García Márquez in writing
One Hundred Years of Solitude is a masterpiece of magic realist literature that depicts the legendary story of seven generations of the Buendía family and the centuries-long rise and fall of the Caribbean coastal town of Macondo, reflecting a century of latin America's turbulent history.
The works incorporate myths and legends, folk tales, religious allusions and other mysterious elements, skillfully blending reality and illusion, showing a magnificent imaginary world, and becoming one of the most important classic literary masterpieces of the 20th century. In 1982, Garcia Márquez won the Nobel Prize in Literature, establishing himself as a world-class literary master, in large part because of the great influence of "One Hundred Years of Solitude".
Gabriel García Márquez was born in 1927 in the seaside town of Alacataca, Magdalena, Colombia. Childhood lived with maternal grandparents. In 1936, he moved to Sucre with his parents. In 1947, he was admitted to the National University of Bogotá.
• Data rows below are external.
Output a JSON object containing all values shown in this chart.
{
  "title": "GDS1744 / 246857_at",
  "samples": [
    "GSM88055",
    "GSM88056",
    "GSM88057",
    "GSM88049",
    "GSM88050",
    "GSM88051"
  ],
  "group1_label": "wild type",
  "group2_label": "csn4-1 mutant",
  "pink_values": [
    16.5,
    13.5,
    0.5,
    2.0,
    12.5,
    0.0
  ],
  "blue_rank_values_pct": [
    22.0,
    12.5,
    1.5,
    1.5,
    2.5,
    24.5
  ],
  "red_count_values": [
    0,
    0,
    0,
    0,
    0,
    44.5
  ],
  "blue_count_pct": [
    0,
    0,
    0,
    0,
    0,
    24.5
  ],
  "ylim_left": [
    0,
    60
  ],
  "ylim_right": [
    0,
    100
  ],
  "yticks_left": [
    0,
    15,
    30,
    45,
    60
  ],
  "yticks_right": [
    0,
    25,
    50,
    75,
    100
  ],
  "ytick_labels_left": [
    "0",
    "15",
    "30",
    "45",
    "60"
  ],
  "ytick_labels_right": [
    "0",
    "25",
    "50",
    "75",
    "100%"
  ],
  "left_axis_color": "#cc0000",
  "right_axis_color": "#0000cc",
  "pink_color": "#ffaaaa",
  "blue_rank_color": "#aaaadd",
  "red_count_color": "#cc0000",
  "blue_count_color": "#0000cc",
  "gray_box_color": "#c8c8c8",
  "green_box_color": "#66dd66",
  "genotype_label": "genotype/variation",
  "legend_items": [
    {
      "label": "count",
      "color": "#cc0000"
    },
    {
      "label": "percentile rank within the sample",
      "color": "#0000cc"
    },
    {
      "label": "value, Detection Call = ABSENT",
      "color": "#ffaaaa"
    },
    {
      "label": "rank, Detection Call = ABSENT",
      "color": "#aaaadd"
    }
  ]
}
In 1948, he dropped out of school due to the civil war and entered the press. In the 1950s, he began to publish literary works. Moved to Mexico in the early sixties. In 1967, he published "One Hundred Years of Solitude". He was awarded the Nobel Prize in Literature in 1982.
Excerpts from famous quotations
1. All the splendor that has ever existed in life, after all, needs to be repaid with loneliness.
2) Wherever you go, you should remember that the past is false, that memory is an endless road, that all past springs cease to exist, and that even the toughest and most frantic love is ultimately a fleeting reality.
3) Even if we think that our feelings have dried up to give, there will always be a moment when something can pluck the strings of the depths of the soul; after all, we are not born to enjoy loneliness.
4. We tend to walk in the eternal journey of life, running in the ups and downs, nirvana in the setbacks, sorrows all over the body, and pain floating on the ground. We are tired, but we can't stop; we are bitter, but we can't avoid it.
5) What really matters in life is not what happens to you, but what you remember and how you remember it.
6. Next permanent ticket, board a train that never ends.
7, just feel that people's inner pain can not be said, many of people's measures are helpless, a hundred years of thoroughness, a hundred years of loneliness.
8. Parents are the curtains that separate us from death. You and death seem to be looking at something, there is no feeling, your parents are in the middle of you, until your parents die, you will face these things, otherwise the death you see is very abstract, you don't know. Relatives, friends, neighbors, generations apart, the pressure of their death is not so direct to you, parents are a curtain between you and death, blocking you a little, and the people closest to you will affect your view of life and death.
9 He is unaware of the subtle and heartbreaking destruction of time at home, which, after such a long day out, would feel like a disaster for anyone with a clear memory.
10 The secret of a happy old age is by no means anything else, but a decent agreement with loneliness.
11. Mediocrity drys your mind to the point where there is not a trace of moisture, and then glory plucks the strings of the deepest part of your soul.
12. The premonition always comes suddenly, as if a certain belief is born in an instant but cannot be captured.
13. The pendulum can make anything fly, but it can't make itself fly.
14. The past has gone forever, and complicity and communication have become hostile and silent.
15 We have been fighting for so many years, and everything is just to stop painting our house blue.
16 Death has nothing to do with him, but life has meaning to him.
17. The bitter laughter of the parties replaces the tears of the bystanders, and the pain of the "fool's" self-expression replaces the seemingly fair criticism and analysis of the "wise man", and can receive the objective effect of arousing the deep reflection of the group of fooled people.
18. What are you waiting for? Time has passed, that being said, but not so quickly. Wherever you go, you should remember that the past is false, that memory is an endless road, that all past springs are gone, and that even the toughest and most frantic love is ultimately a fleeting reality!
19. Many people choose to succumb to the charm of virtual reality and place their hearts on self-illusion, which is more comforting even if it is unrealistic.